The important properties of Dempsy are:

  • It is Distributed. That is to say a Dempsy application can run on multiple JVMs on multiple physical machines.
  • It is Elastic. That is, it is relatively simple to scale an application to more (or fewer) nodes. This does not require code or configuration changes but done by dynamic insertion or removal of processing nodes.
  • It implements Message Processing. Dempsy is based on message passing. It moves messages between Message processors, which act on the messages to perform simple atomic operations such as enrichment, transformation, etc. In general, an application is intended to be broken down into more smaller simpler processors rather than fewer large complex processors.
  • It is a Framework. It is not an application container like a J2EE container, nor a simple library. Instead, like the Spring Framework, it is a collection of patterns, the libraries to enable those patterns, and the interfaces one must implement to use those libraries to implement the patterns.

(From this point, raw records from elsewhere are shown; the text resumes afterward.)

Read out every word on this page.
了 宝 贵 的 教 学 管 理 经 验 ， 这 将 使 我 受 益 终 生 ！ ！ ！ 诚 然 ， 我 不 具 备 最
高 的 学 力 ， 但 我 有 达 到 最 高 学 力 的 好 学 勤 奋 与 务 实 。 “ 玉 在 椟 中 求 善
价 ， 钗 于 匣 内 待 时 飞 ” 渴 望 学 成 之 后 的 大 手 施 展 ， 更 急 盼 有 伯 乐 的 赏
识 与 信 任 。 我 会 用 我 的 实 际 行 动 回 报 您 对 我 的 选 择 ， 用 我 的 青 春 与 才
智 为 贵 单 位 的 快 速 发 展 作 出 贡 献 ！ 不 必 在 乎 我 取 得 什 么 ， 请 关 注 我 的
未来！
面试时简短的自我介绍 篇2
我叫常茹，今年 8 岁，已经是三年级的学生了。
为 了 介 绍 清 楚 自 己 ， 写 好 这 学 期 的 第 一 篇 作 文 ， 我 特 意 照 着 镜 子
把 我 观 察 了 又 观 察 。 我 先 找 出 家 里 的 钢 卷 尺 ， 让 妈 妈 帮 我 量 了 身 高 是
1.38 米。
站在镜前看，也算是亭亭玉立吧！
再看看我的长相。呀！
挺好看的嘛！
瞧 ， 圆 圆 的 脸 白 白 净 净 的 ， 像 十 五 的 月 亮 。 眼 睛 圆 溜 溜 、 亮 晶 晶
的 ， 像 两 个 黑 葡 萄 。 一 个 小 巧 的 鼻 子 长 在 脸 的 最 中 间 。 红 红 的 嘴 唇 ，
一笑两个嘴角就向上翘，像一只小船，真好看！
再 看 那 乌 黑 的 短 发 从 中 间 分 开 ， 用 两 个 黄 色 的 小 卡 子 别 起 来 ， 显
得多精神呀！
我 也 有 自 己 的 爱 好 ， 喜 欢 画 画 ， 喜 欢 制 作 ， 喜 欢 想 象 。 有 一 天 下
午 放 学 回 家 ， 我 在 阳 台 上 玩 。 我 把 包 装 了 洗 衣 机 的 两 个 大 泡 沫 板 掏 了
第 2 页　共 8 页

Dempsy’ programming model is based on message processors communicating via messages and resembles a distributed actor framework . While not strictly speaking an actor framework in the sense of Erlang or Akka actors, where actors explicitely direct messages to other actors, Dempsy’s Message Processors are "actor like POJOs" similar to Processor Elements in S4 and to some extent Bolts in Storm. Message processors are similar to actors in that they operate on a single message at a time, and need not deal with concurrency directly. Unlike actors, Message Processors also are relieved of the the need to know the destination(s) for their output messages, as this is handled inside by Dempsy based on the message properties.

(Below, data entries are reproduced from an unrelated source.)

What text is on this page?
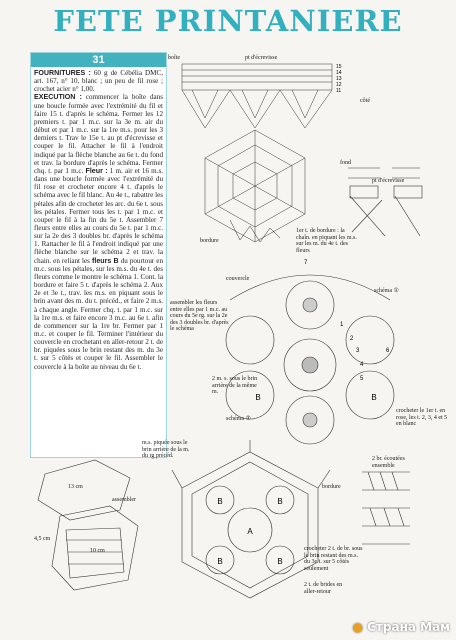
FETE PRINTANIERE
31
FOURNITURES : 60 g de Cébélia DMC, art. 167, n° 10, blanc ; un peu de fil rose ; crochet acier n° 1,00.
EXECUTION : commencer la boîte dans une boucle formée avec l'extrémité du fil et faire 15 t. d'après le schéma. Fermer les 12 premiers t. par 1 m.c. sur la 3e m. air du début et par 1 m.c. sur la 1re m.s. pour les 3 derniers t. Trav le 15e t. au pt d'écrevisse et couper le fil. Attacher le fil à l'endroit indiqué par la flèche blanche au 6e t. du fond et trav. la bordure d'après le schéma. Fermer chq. t. par 1 m.c. Fleur : 1 m. air et 16 m.s. dans une boucle formée avec l'extrémité du fil rose et crocheter encore 4 t. d'après le schéma avec le fil blanc. Au 4e t., rabattre les pétales afin de crocheter les arc. du 6e t. sous les pétales. Fermer tous les t. par 1 m.c. et couper le fil à la fin du 5e t. Assembler 7 fleurs entre elles au cours du 5e t. par 1 m.c. sur la 2e des 3 doubles br. d'après le schéma 1. Rattacher le fil à l'endroit indiqué par une flèche blanche sur le schéma 2 et trav. la chain. en reliant les fleurs B du pourtour en m.c. sous les pétales, sur les m.s. du 4e t. des fleurs comme le montre le schéma 1. Cont. la bordure et faire 5 t. d'après le schéma 2. Aux 2e et 3e t., trav. les m.s. en piquant sous le brin avant des m. du t. précéd., et faire 2 m.s. à chaque angle. Fermer chq. t. par 1 m.c. sur la 1re m.s. et faire encore 3 m.c. au 6e t. afin de commencer sur la 1re br. Fermer par 1 m.c. et couper le fil. Terminer l'intérieur du couvercle en crochetant en aller-retour 2 t. de br. piquées sous le brin restant des m. du 3e t. sur 5 côtés et couper le fil. Assembler le couvercle à la boîte au niveau du 6e t.
15
14
13
12
11
A
B	B
B	B
B	B
1
2
3
4
5
6
7
boîte	pt d'écrevisse
côté
fond
pt d'écrevisse
bordure
couvercle
1er t. de bordure : la chaîn. en piquant les m.s. sur les m. du 4e t. des fleurs
schéma ①
assembler les fleurs entre elles par 1 m.c. au cours du 5e rg. sur la 2e des 3 doubles br. d'après le schéma
2 m. s. sous le brin arrière de la même m.
schéma ②
crocheter le 1er t. en rose, les t. 2, 3, 4 et 5 en blanc
m.s. piquée sous le brin arrière de la m. du rg précéd.
assembler
bordure
2 br. écoutées ensemble
crocheter 2 t. de br. sous le brin restant des m.s. du 3e t. sur 5 côtés seulement
2 t. de brides en aller-retour
13 cm
10 cm
4,5 cm
● Страна Мам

In short Dempsy is a framework to enable the decomposing of a large class of message processing problems into flows of messages between relatively simple processing units implemented as POJOs. 

The Dempsy Tutorial contains more information.

See the post for an interview with Dempsy’s creator, NAVTEQ Fellow Jim Carroll.

Will the “age of data” mean that applications and their code will also be viewed and processed as data? The capabilities you have are those you request for a particular data set? Would like to see topic maps on the leading (and not dragging) edge of that change.